Through this trio of collages, we see women’s bodies amalgamated with alien heads, skulls, lucha libre masks, and other oddities. The faces are never clear or original while we see their bodies commodified relentlessly, fought over, consumed, and digested by the characters around them. We never see their real faces or their true selves. We’re undeserving of their autonomous identities.
My poem is divided into three parts and uses the vehicle of a beloved cult classic film like Rocky Horror to cover a diverse scope of issues I’ve not previously been able to explore in my visual or written work. The language is playful and cutting, exposing sincere problems in a satirical, jovial light.

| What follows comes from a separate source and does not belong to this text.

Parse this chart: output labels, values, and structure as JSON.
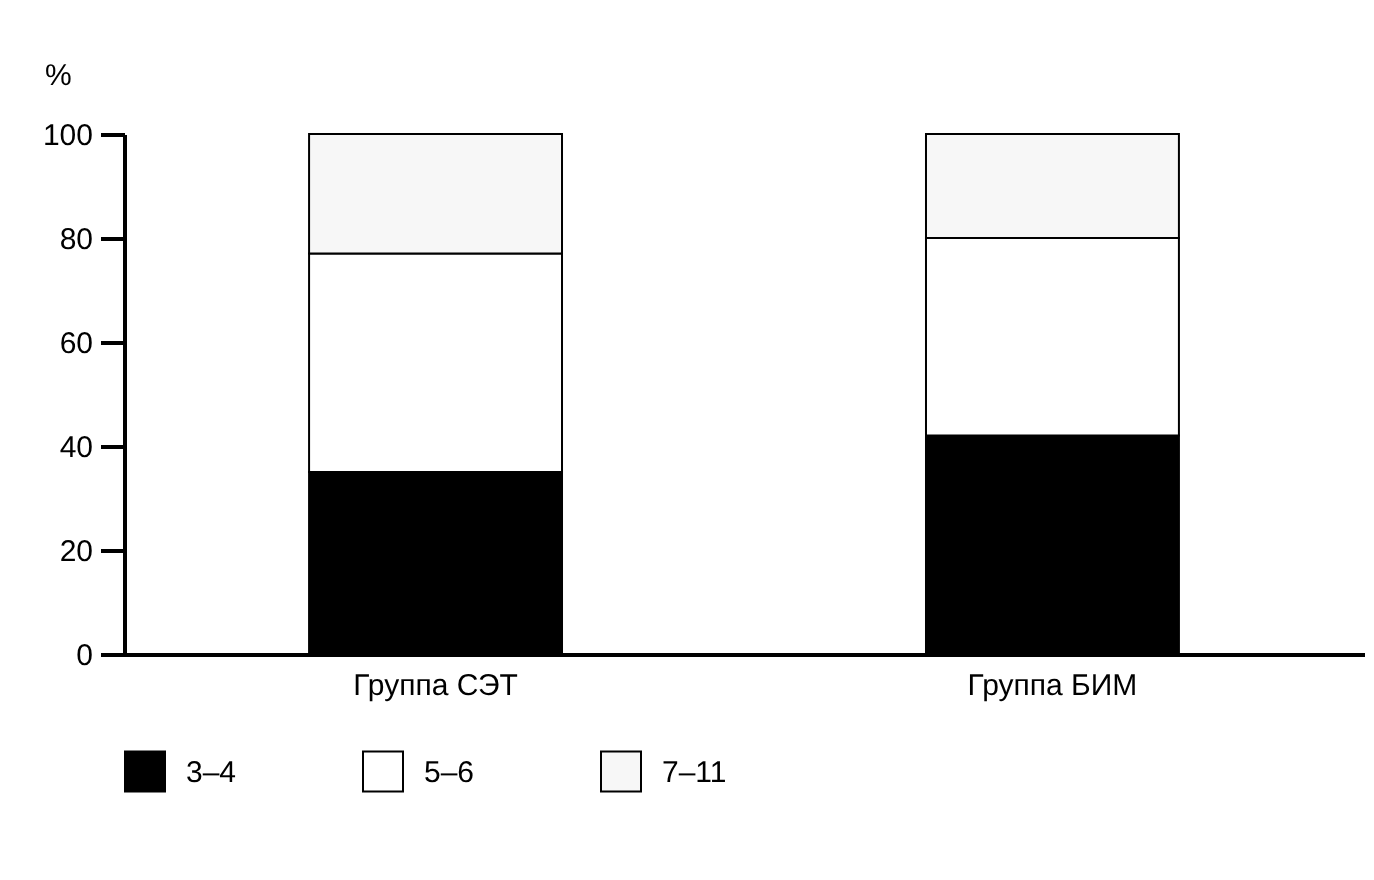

This tone is borrowed from the original 1975 film, which showcased a light-hearted critique of heterosexuality and modern masculinity.
The driving metaphor is the image of the laser beams, serving as an abstraction of assault weapons. In this sense, the work satirizes there is “no hope / for laser beam control.” This message carries the weight of the poem while allowing room for the work to criticize other societal issues along the way. In this piece, laser beams and women’s bodies are presented as the perceived glorified objects, tokens or prizes of men.
I felt this collage medium provided a perfect home for the written content, as my poem and collage could appropriate separate visual or written forms to create a harmonious body of work. I expect readers will be both amused and horrified by the weird and mutilated images and words at play in this work. I hope they are.